I had a blood clot, caught between my uterus and the placental wall, and no doctors could tell me if my babies were safe, because there was no knowing.

They sent me home on bed rest.

I spent seven months on bed rest, when I could not even walk for exercise, because no one knew what might tear the placenta more.

And I did it. Because I could not lose another baby.

I didn’t worry about my weight, even though the pressure sat right behind my eyes, where it always sits when I try not to think about it.

It took me two years after having twins, two years of intense interval training and three-minute planks and four miles of running every other morning, to finally reach a place where I was even close to my pre-pregnancy goal.

I would never do that again, either.

///

So here we are.

Here we are in a place where I can hardly eat without feeling guilty, where I work too hard to stay fit, where I cannot even look in a mirror without feeling that anxiety creep into the back of my throat.

Here we are in a place that feels anything but beautiful.

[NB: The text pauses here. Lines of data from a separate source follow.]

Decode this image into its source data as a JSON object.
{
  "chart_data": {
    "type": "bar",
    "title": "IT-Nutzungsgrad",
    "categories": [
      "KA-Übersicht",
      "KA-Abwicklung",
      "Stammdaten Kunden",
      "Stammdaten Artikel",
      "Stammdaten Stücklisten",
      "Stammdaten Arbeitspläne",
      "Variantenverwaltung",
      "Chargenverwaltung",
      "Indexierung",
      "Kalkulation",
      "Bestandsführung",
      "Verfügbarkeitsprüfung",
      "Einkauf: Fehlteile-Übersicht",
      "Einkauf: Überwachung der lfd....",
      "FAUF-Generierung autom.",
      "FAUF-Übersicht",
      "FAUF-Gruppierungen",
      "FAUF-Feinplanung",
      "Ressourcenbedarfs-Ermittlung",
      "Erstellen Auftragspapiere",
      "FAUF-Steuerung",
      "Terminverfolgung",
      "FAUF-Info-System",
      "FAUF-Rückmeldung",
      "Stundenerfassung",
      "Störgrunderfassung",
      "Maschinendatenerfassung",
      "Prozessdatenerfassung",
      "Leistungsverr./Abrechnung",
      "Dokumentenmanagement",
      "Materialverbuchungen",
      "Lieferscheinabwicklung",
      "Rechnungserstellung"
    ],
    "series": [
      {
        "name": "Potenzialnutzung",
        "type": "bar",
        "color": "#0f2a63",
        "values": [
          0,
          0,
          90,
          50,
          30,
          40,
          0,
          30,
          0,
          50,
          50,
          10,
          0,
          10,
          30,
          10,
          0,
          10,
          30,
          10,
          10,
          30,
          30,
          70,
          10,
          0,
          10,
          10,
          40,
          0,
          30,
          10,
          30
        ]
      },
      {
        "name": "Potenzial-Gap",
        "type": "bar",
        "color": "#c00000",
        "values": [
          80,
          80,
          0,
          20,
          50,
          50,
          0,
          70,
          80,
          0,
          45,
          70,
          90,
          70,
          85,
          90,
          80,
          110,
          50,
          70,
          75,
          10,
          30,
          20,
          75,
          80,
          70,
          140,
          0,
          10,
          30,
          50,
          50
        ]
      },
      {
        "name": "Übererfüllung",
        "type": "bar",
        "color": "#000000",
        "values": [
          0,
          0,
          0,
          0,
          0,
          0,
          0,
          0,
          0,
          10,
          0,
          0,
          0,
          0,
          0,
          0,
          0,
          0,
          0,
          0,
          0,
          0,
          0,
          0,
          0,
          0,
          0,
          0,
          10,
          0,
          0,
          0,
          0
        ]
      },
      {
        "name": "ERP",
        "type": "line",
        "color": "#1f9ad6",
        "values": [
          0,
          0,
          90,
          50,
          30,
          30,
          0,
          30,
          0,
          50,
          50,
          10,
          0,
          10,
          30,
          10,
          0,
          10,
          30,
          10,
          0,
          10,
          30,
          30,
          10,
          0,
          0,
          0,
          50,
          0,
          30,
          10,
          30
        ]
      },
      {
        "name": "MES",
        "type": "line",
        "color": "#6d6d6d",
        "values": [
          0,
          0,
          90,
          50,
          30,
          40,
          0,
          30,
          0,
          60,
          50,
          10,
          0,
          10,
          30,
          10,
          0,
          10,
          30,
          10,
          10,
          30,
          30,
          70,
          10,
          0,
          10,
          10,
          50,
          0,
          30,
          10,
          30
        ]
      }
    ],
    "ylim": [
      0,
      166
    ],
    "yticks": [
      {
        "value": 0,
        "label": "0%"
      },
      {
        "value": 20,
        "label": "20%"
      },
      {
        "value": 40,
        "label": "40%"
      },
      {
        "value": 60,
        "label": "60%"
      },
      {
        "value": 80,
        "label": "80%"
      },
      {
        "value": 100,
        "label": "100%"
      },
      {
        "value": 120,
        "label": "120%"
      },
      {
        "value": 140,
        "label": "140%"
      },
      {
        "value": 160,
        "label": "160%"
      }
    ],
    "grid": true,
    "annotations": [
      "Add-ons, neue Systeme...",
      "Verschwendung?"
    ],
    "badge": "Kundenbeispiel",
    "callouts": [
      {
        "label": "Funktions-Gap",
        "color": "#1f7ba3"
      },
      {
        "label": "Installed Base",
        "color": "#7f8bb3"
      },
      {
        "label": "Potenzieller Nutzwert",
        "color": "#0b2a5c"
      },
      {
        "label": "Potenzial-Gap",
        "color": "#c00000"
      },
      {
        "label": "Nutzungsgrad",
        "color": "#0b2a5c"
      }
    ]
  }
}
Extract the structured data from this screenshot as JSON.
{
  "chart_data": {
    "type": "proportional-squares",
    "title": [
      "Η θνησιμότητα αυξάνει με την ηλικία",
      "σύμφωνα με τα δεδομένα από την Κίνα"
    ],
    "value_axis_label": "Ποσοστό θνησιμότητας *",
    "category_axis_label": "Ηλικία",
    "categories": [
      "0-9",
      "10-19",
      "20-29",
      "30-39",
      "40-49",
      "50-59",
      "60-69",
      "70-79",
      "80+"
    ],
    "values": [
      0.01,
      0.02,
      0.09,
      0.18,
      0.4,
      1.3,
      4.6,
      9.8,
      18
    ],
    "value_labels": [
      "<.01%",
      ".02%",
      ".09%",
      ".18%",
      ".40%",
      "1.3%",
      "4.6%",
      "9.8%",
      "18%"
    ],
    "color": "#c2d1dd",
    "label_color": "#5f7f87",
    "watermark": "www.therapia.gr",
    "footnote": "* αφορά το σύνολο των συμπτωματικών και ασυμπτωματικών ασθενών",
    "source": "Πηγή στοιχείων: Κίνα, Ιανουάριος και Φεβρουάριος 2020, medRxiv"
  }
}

What is it about this time, when new life is demanding room, that makes it so hard to believe our swelling skin and fuller face and sturdier legs are all beautiful?

What is it about these last few weeks, when we can barely walk without pain twisting in a back or a leg or our feet, that make it so hard to feel beautiful?

What is it about those first six weeks before a doctor signs off on the safety of exercise, when our skin feels flabby and disappointing and destroyed, that make it so hard to know that new mother is the most beautiful skin we can wear?

We look around at all those other pregnant women, and we wish we could be them, because I bet their scale hasn’t reached the number ours has, and they’re so much cuter pregnant than we are, and they’ll probably drop the weight in no time, while we’ll have to struggle along for years.

Maybe we will not ever feel beautiful here, because we know about the stretch marks we work hard to hide, and we know just how many pounds we’ve added, and we can’t help but compare what we have with what those magazine mothers have.

Maybe we won’t always feel beautiful. Maybe that’s not even the point. Maybe we just have to know that WE ARE.

We are not exempt from this body image struggle, the one that has chased us all our lives, just because our body is being used to create new life. But we can choose to turn our backs on its voice.

So today, when a little girl, not more than 4 years old, comes up to me at my boys’ school and says, Do you have a baby in your belly? and I say, Yes I do, and she says, You’re so beautiful, I choose to believe her.

We are beautiful.

We are beautiful with our big bellies and our shiny jagged lines in the hidden places and our clothes that have stopped fitting.

We are beautiful with our increasing scale number and our puffy didn’t-sleep-last-night eyes and our feet too swollen to even wear shoes at this point.

We are beautiful with our new life.

Believe it, achy sister. Know it. And then live into it.

I will be limping along, right beside you, trying to live into it, too.